Yo me imagino, decia, que el artículo, en estos años que atravesamos, ha experimentado, por no sé qué oscuras causas biológicas, una bisección: de una parte, ha quedado su cuerpo terreno y palpable, encerrado en la red de letra impresa a base de 0 y 1, propio de la informática, y de otra, su cuerpo astral, que se evapora. Y quien no sepa olfatear en el aire el rastro de este cuerpo astral estará absolutamente en ayunas respecto al significado concreto del cuerpo sensible.
Va a ser grave tarea para los historiadores de dentro de dos o tres siglos reconstruir la figura de la España actual a base de los jeroglíficos de la prensa. Creíamos haber superado hace mucho el tótem y los simbolismos mágicos, y he aquí al artículo moderno convertido en inescrutable conjuro. Yo propongo que, de ahora en adelante, principalmente por razones de economía del papel, por un lado, y de peso en archivo electrónico por otro, se sustituyan, como en Altamira, los editoriales por bisontes y las gacetillas por corredoras gacelas. Aunque mejor sería que los jóvenes –dejemos a los otros, irremediablemente perdidos, para hechiceros de tribu– se propusieran desde ahora reintegrar en una sola unidad el artículo y su sombra.
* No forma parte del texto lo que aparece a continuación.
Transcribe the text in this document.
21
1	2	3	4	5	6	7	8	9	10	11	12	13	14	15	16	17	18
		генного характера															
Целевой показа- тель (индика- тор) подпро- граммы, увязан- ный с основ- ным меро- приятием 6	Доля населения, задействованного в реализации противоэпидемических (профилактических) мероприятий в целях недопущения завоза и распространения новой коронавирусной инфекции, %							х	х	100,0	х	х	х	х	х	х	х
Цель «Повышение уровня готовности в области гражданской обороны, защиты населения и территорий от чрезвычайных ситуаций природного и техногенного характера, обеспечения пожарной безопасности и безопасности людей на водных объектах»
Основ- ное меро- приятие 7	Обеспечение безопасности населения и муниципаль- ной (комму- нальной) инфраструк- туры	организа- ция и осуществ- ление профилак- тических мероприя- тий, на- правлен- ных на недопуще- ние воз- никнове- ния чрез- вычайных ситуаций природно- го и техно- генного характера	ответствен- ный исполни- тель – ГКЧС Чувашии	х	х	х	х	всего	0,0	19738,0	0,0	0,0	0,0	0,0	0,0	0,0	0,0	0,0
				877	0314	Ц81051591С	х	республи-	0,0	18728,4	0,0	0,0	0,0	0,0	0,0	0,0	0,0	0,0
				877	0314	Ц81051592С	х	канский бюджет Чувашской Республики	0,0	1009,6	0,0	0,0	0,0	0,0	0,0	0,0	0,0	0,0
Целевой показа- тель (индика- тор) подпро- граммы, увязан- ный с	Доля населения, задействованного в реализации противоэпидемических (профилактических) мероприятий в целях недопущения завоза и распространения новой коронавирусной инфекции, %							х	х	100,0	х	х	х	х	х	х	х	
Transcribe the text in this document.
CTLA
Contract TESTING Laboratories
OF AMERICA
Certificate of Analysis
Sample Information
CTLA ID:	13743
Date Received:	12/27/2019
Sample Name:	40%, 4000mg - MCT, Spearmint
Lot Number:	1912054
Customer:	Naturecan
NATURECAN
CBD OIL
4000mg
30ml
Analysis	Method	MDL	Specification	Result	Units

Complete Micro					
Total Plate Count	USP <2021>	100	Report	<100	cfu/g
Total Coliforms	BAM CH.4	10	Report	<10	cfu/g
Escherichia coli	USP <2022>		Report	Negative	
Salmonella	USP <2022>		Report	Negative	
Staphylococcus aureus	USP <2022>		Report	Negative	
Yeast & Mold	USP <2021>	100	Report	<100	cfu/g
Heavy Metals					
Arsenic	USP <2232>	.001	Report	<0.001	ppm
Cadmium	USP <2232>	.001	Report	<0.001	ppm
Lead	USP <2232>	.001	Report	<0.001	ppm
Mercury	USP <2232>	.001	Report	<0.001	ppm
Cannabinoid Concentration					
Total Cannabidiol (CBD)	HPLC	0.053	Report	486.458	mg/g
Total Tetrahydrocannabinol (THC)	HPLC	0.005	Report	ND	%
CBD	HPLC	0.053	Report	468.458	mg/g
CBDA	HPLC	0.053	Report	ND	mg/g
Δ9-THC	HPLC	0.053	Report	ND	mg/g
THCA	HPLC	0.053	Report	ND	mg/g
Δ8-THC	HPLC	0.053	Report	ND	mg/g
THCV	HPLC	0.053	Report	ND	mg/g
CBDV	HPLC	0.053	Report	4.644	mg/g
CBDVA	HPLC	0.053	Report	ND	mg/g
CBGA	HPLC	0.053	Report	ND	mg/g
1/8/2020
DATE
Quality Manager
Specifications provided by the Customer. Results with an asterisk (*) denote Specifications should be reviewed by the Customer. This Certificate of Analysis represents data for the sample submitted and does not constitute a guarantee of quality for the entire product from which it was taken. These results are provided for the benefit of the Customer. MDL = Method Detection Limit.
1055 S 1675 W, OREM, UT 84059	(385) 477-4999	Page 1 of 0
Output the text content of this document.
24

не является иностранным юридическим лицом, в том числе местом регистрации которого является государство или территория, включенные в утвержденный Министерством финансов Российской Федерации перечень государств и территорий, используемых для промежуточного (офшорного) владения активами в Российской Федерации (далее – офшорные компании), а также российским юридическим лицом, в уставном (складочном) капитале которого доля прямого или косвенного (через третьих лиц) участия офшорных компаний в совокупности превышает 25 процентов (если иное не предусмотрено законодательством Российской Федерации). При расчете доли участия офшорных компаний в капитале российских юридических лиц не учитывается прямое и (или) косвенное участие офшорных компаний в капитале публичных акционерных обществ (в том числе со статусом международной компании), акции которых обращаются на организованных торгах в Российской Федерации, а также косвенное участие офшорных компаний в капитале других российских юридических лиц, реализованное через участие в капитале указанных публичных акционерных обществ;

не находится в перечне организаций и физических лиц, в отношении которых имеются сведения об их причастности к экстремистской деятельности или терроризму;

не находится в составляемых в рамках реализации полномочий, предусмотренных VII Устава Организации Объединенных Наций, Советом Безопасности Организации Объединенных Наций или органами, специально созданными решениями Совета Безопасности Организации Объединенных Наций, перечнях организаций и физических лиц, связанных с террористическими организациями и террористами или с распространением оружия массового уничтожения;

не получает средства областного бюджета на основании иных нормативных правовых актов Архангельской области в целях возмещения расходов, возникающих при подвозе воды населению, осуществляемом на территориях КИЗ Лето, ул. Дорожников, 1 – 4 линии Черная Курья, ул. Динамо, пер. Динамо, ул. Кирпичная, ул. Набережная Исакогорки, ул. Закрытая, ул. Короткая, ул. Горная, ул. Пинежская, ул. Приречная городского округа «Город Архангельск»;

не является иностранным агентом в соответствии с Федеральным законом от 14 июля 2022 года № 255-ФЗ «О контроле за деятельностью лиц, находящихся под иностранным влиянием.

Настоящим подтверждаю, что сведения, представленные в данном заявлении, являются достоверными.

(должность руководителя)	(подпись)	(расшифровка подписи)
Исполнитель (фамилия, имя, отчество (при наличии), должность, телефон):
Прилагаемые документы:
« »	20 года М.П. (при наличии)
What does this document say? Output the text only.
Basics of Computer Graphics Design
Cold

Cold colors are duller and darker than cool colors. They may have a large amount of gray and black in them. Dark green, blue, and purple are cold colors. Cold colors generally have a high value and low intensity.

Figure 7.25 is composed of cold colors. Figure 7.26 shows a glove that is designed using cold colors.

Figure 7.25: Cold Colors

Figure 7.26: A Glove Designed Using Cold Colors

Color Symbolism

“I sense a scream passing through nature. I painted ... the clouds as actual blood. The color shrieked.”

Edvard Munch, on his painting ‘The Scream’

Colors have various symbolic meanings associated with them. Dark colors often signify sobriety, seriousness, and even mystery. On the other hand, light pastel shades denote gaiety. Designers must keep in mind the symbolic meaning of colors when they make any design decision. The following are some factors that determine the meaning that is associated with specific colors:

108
Necesitamos que la palabra escrita tenga luz de cenit y que cuando salgamos de la lógica sea para caer en la lírica y no en la niebla.
¿Puede suceder que, si entendemos la estética como una disciplina inmersa en el más amplio campo de la cultura, sea ésta la que en Occidente esté sufriendo un continuo desmoronamiento, cercano a su misma disolución? Recientemente, Mario Vargas Llosa, en su libro «La civilización del espectáculo», como antes hiciera Eduardo Subirats en otro libro casi homónimo, constata agriamente la perfecta banalización de la cultura. Se trata, según Donald Kuspit, de la cultura determinada por el dinero, los medios de comunicación y el entretenimiento popular.
Banalización de la cultura y, quizás, del mundo. Pues la falsa cultura corre paralela a la entronización de una política falsa, falsamente democrática, una política, como ya denunciara Benjamin, teatralizada, convertida ahora en farsa parlamentaria, en realidad regentada por los mercados financieros y las corporaciones internacionales que han convertido el mundo en un casino. Así, en la cultura banalizada, tanto para el arte como para la política parece haberse instaurado el principio único del todo vale.
Y es que, como dice Marchan Fiz, el tratamiento fragmentario puede producir la paradoja de un sistema de fragmentos, lo que, por otra parte, coincide con la situación actual de la propia disciplina estética del escritor de artículos periodísticos, que se percibe más como un mosaico que como una realidad monolítica que hará imposible su comprensión por nuestros biznietos.